Average pairwise distance flag boolean Flag whether to perform the average pairwise distance test instead of the direct interactions test. --distance No. False N/A
Q integer Parameter to control the number of edge swaps when permuting PPI networks. For graph G=(V, E), Q * |E| edge swaps are performed. --Q No. 100 5
Perform statistical significance test boolean Flag whether to perform the statistical significance test. --weight_test No. False N/A
Number of permuted matrices integer Number of permuted matrices to create when calculating statistical significance. Only used when a directory location of premuted matrices is not provided. --num_permuted_matrices No. 5 100
Permuted matrices directory string Directory location of permuted matrices. --permuted_matrices_dir No. None "permuted_BRCA/"

Script

run(args) Runs the whole Multi-Dendrix Pipeline for the given command-line arguments.

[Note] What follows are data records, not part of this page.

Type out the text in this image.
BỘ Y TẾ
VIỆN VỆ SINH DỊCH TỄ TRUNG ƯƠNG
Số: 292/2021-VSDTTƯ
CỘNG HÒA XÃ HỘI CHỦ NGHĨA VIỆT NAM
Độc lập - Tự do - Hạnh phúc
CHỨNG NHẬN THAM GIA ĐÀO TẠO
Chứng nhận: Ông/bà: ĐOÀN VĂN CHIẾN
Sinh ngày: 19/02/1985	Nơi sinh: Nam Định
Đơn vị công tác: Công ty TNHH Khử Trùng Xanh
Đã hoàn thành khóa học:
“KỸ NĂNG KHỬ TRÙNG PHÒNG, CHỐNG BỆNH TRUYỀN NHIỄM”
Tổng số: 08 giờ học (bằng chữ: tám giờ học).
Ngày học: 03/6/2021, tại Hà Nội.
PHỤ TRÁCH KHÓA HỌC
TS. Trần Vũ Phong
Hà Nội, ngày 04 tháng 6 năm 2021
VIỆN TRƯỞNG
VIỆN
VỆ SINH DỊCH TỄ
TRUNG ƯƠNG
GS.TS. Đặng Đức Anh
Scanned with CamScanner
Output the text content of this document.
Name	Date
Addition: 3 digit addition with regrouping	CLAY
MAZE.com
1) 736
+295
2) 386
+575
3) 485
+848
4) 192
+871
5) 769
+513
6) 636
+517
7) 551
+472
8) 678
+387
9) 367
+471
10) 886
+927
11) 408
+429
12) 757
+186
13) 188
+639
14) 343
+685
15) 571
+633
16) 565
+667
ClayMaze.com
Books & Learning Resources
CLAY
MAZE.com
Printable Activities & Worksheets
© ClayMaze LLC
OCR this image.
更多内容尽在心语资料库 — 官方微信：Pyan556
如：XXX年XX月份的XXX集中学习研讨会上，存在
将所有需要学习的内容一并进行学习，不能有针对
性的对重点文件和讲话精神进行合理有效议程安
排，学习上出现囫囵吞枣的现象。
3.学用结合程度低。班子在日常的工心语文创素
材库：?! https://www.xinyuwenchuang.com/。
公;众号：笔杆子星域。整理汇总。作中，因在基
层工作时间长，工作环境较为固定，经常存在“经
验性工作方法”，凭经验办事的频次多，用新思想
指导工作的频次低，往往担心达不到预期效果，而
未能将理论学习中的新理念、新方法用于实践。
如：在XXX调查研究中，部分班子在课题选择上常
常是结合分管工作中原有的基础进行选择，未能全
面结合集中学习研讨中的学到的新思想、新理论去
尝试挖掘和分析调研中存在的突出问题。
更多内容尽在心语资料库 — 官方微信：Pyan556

batch_multi_dendrix(args) Runs Multi-Dendrix for each parameter setting on the input
run_network_permutation_test(args, ...) Runs the direct interactions or average pairwise distance test on each of the collections and the core_modules.
run_matrix_permutation_test(args, ...) Runs the direct interactions or average pairwise distance test on each of the collections and the core_modules.